In Clark’s opinion, however, this is the year when a shakeout in the market
is likely to occur.


“I think for the industry as a whole 2007 will be the year where the weaker
network access control players fade away,” Clark said. “It will be the year
that 40 of them give up on trying to market themselves as NAC and we’ll get
consolidation down to the real players with real solutions.”


Juniper Networks is also on Microsoft’s NAP partner
list, though Juniper has its own views on NAP and it’s own partners for its
TNC compliant Unified Access
Control (UAC) solution.


Karthik Krishnan, Juniper Networks’ UAC product manager told
internetnews.com that Juniper customers are not asking for NAP
because it is not a shipping solution. The plan is for UAC to interoperate
with NAP but, according to Krishnan, that is more of a technical line item for
whenever Windows Server Longhorn ships.


As far as NAC is concerned, Krishnan has a strong opinion there as well.


“The word NAC is much abused,” Krishnan said.


He explained that access control is only the first step in a wider plan
for networking security with the second step being a broader and
co-coordinated threat management approach.


Nevis Networks, which is also on Microsoft’s NAP partner list, went so far as
to say that even though they do NAC and are compliant with Cisco, Microsoft
and TNC, they are not in the NAC business.
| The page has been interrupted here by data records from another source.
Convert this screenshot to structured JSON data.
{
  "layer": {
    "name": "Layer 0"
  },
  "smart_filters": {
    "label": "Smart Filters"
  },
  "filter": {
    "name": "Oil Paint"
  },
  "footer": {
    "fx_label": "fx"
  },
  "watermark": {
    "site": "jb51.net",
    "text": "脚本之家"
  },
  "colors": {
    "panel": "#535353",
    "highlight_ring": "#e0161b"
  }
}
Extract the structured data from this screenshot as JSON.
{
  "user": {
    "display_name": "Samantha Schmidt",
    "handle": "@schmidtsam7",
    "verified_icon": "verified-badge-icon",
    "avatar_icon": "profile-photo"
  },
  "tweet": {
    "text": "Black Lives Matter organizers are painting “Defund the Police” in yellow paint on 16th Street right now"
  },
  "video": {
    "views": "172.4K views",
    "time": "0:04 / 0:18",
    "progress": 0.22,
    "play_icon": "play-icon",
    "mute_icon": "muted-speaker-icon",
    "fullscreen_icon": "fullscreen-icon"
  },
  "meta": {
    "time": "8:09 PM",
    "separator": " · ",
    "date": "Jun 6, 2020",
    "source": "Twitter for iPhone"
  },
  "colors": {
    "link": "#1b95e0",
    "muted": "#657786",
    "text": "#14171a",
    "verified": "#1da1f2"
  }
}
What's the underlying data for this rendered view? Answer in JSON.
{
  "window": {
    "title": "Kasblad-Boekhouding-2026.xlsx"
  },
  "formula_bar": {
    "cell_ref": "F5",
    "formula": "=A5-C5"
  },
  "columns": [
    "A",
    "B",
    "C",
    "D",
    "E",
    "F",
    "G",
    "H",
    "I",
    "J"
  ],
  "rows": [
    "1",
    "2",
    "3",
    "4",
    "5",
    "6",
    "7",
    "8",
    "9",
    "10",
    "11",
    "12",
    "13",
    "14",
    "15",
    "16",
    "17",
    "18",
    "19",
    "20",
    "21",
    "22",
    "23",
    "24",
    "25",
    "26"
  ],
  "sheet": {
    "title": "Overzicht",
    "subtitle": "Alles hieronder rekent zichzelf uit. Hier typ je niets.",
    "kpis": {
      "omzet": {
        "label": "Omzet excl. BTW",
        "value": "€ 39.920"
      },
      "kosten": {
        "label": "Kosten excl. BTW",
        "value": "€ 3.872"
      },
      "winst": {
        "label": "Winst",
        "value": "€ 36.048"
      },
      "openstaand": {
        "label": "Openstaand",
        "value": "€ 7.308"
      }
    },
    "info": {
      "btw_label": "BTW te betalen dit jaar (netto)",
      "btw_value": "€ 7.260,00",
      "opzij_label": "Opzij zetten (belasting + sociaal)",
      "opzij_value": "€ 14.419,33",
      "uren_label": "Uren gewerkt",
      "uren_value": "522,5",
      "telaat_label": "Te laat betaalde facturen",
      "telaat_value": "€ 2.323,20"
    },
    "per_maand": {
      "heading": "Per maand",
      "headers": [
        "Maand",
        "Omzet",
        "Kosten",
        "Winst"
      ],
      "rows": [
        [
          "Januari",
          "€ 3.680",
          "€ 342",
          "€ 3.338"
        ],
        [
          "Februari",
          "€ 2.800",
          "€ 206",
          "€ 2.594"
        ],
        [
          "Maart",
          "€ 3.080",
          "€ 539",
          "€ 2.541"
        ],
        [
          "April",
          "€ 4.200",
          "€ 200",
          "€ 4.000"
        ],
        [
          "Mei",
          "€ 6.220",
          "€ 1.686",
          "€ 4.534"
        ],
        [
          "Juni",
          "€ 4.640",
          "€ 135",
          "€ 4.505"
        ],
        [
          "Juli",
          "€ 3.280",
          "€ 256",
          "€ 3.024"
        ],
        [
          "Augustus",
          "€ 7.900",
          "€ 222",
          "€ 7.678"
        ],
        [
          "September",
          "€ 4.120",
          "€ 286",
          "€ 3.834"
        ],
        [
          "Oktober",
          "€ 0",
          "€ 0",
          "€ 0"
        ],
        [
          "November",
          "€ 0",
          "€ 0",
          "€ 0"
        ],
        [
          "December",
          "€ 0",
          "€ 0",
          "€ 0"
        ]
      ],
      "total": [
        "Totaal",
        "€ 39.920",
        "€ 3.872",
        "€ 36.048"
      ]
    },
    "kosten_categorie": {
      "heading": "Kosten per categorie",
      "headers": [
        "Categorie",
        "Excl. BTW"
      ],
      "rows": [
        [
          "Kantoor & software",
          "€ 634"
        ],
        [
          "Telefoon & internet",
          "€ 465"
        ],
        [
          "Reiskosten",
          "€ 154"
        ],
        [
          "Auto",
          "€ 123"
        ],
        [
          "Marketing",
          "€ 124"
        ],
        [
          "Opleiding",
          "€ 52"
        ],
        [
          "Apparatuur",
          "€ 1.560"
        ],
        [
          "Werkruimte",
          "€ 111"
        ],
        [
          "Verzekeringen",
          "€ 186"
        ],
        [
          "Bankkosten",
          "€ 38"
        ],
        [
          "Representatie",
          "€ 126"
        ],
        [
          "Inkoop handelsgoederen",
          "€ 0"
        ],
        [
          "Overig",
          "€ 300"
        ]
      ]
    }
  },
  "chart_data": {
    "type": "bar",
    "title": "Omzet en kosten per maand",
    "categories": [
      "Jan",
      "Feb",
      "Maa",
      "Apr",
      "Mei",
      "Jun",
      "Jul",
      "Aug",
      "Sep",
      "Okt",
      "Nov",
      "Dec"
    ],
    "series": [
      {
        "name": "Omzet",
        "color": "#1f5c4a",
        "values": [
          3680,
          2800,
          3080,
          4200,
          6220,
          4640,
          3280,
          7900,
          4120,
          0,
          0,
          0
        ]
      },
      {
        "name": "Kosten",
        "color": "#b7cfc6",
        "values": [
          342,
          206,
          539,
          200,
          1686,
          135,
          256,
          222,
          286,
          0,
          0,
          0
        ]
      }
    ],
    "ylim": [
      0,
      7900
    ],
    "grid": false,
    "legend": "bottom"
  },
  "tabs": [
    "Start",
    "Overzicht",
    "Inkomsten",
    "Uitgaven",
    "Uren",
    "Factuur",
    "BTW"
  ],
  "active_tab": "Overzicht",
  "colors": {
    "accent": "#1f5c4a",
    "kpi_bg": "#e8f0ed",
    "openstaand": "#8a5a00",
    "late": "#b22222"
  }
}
Dominic Wilde, VP of marketing,
argued that NAC is the past and what Nevis calls LAN security is the future.


Nevis announced a purpose-built LAN security appliance and switch that can
handle NAC this week.


“We don’t view ourselves as being in the NAC market though we think that NAC
and all the buzz that goes around it, is a good starting point,” Wilde said. “But we believe that NAC is part of a much bigger problem.”


For Wilde that means Nevis’ offering is more comprehensive than others since
the solution offers post-connect security with inline threat detection.


That being the case, Wilde admitted that Nevis’ solutions doesn’t do
everything needed quite yet either.


“We need to go deeper and do more application layer control,” Wilde said.
“We’re at network layer and we can do application control today, but we need
to do more of that and increase the functionality.”


Cisco , the company that coined the term NAC in the first
place, actually agrees that there is a lot of misplaced conjecture around NAC
and what it can and can’t do.


“It’s an unfortunate byproduct of a very rapidly evolving technology without
a lot of really well defined terminology,” Mike Nielsen, marketing manager
for threat control systems and solutions at Cisco said.


Cisco didn’t actually end up announcing any new NAC products at RSA this
week. Instead what they did was roll out a massive update
to their broad Self Defending Network architecture, which NAC is a member.